Support functions like human resources are essential to the smooth execution of an organization’s strategy and business model, but too often they fail to deliver. This is not because HR professionals and leaders are ill-intentioned. Support functions have tremendous power to enable strategy, but unfortunately they can disable it too. Their impact depends on how the function is set-up, how it is led, and the mindset that HR professionals carry in their day-to-day work and decision making.
There are five critical “watch-outs” that can help ensure the HR function is truly enabling – not disabling – the organization’s business model.
Design for the Business Model
The only reason the HR function exists is to enable a business to deliver value to customers and differentiate. But sometimes, the HR function takes on a life of its own. The department may start to focus on its own set of priorities rather than the needs of the business. Make sure your HR function is set up to enable your organization’s business model.

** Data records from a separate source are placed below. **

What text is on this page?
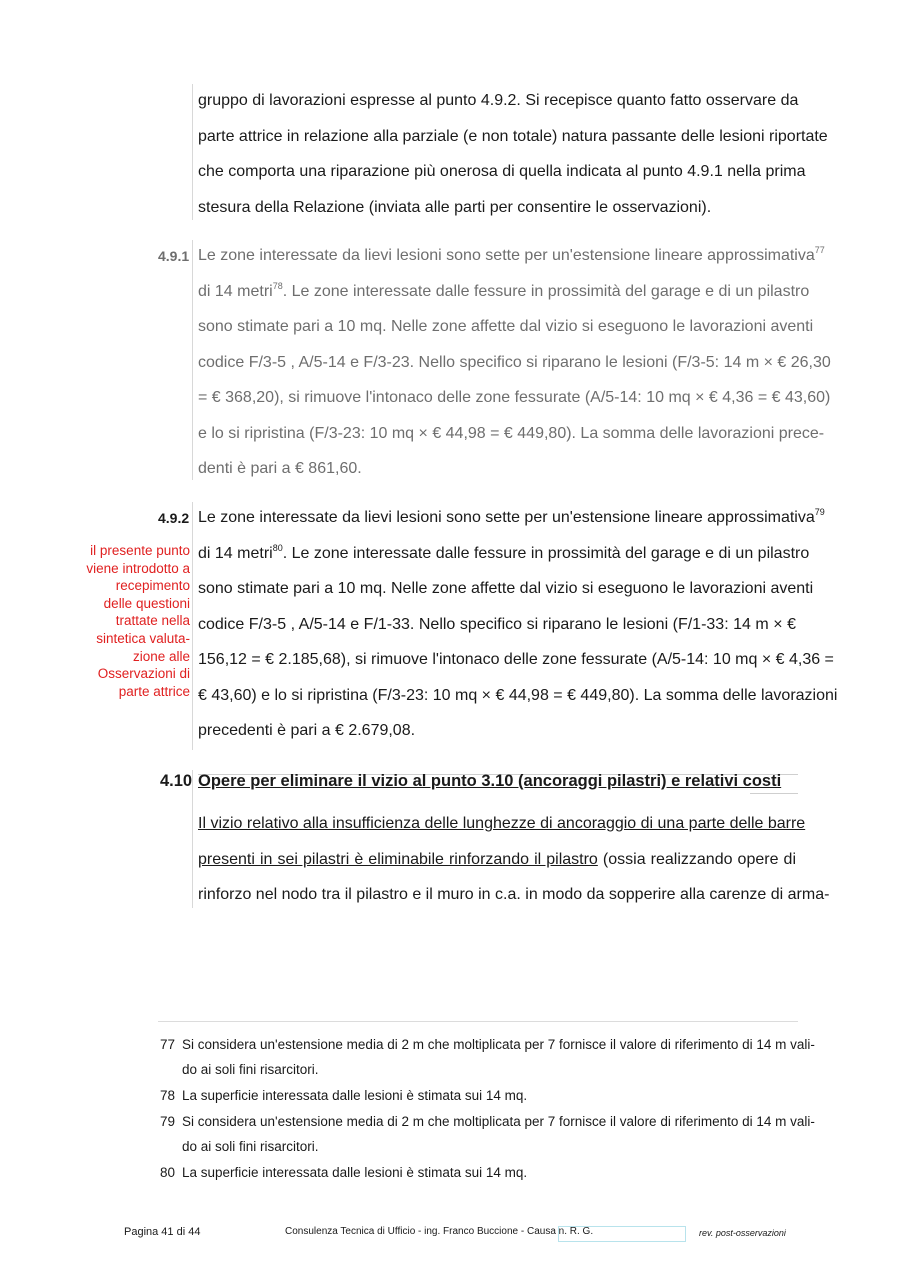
gruppo di lavorazioni espresse al punto 4.9.2. Si recepisce quanto fatto osservare da
parte attrice in relazione alla parziale (e non totale) natura passante delle lesioni riportate
che comporta una riparazione più onerosa di quella indicata al punto 4.9.1 nella prima
stesura della Relazione (inviata alle parti per consentire le osservazioni).
4.9.1 Le zone interessate da lievi lesioni sono sette per un'estensione lineare approssimativa$^{77}$
di 14 metri$^{78}$. Le zone interessate dalle fessure in prossimità del garage e di un pilastro
sono stimate pari a 10 mq. Nelle zone affette dal vizio si eseguono le lavorazioni aventi
codice F/3-5 , A/5-14 e F/3-23. Nello specifico si riparano le lesioni (F/3-5: 14 m × € 26,30
= € 368,20), si rimuove l'intonaco delle zone fessurate (A/5-14: 10 mq × € 4,36 = € 43,60)
e lo si ripristina (F/3-23: 10 mq × € 44,98 = € 449,80). La somma delle lavorazioni prece-
denti è pari a € 861,60.
4.9.2 Le zone interessate da lievi lesioni sono sette per un'estensione lineare approssimativa$^{79}$
di 14 metri$^{80}$. Le zone interessate dalle fessure in prossimità del garage e di un pilastro
sono stimate pari a 10 mq. Nelle zone affette dal vizio si eseguono le lavorazioni aventi
codice F/3-5 , A/5-14 e F/1-33. Nello specifico si riparano le lesioni (F/1-33: 14 m × €
156,12 = € 2.185,68), si rimuove l'intonaco delle zone fessurate (A/5-14: 10 mq × € 4,36 =
€ 43,60) e lo si ripristina (F/3-23: 10 mq × € 44,98 = € 449,80). La somma delle lavorazioni
precedenti è pari a € 2.679,08.
il presente punto
viene introdotto a
recepimento
delle questioni
trattate nella
sintetica valuta-
zione alle
Osservazioni di
parte attrice
4.10 Opere per eliminare il vizio al punto 3.10 (ancoraggi pilastri) e relativi costi
Il vizio relativo alla insufficienza delle lunghezze di ancoraggio di una parte delle barre
presenti in sei pilastri è eliminabile rinforzando il pilastro (ossia realizzando opere di
rinforzo nel nodo tra il pilastro e il muro in c.a. in modo da sopperire alla carenze di arma-
77 Si considera un'estensione media di 2 m che moltiplicata per 7 fornisce il valore di riferimento di 14 m vali-
do ai soli fini risarcitori.
78 La superficie interessata dalle lesioni è stimata sui 14 mq.
79 Si considera un'estensione media di 2 m che moltiplicata per 7 fornisce il valore di riferimento di 14 m vali-
do ai soli fini risarcitori.
80 La superficie interessata dalle lesioni è stimata sui 14 mq.
Pagina 41 di 44	Consulenza Tecnica di Ufficio - ing. Franco Buccione - Causa n. R. G.	rev. post-osservazioni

Streamline for Ease and Efficiency
Examine the flow of work in your HR department. Most HR delivery models are broken down into sub-functions like talent, total rewards, employee relations, etc. This works well for the specialized work that HR needs to design, develop and deliver. It may not, however, be easy for HR’s customers to access or navigate. The end effect can be that HR groups or professionals stumble over one another in an attempt to deliver service. Explore ways to deliver HR services through integrated value streams that minimize hand-offs, while also applying lean principles. Waste will be removed and freed up resources can be reinvested in the company’s strategic work.
Focus on Business Strategy
HR functions spend time each year building an HR strategy that will guide the discretionary work of the function. Unfortunately, many of the HR strategies I’ve seen are focused entirely on HR itself, and not on the greater business. The consequence is that HR’s energy and resources are dedicated to things that matter a lot to the function, but less to the business. Granted, sometimes business leaders don’t know what they need from HR, but when HR is focused on functional priorities rather than business priorities, the function becomes disconnected from what really delivers value.
All HR professionals with whom I associate believe they are bringing value, but there is a tendency for HR to stay at arm’s length. This manifests when an HR business partner says to a client, “I can’t be at the second day of your restructuring work session because I have a staff meeting with another one of my client groups.” Or, “I don’t have the bandwidth to do the role mapping needed. I’ll see if I can get someone from Compensation to help out.”
Sometimes HR professionals need to roll up their sleeves and dig in with their clients to get business-critical work done. They must say “no” to other supposed HR priorities or responsibilities. This may create frustration for some people, but for those business clients of HR who are working through truly strategic issues (e.g., succession decisions, business model restructuring, significant change implementations, etc.), having their HR partners present, engaged, and working can make an essential difference.
Ensure Seamless Delivery
HR can’t be run like one cohesive team all the time. Because many of HR services are delivered by external partners, it is essential to set up linkages across the function to enable seamless delivery to internal clients. Make sure the right and left hands are working in concert. The notion of “here’s our program, go implement it” is just a bad practice. The two groups (the one designing and the one implementing) need to be coordinated.
Take the time to examine your HR function. Are you bringing real value to the delivery of your organization’s strategic business model? Or, are you stuck in your own functional priorities, working through disconnected teams and sub-functions? The most effective HR functions are the ones who can see the impact of their work in the business.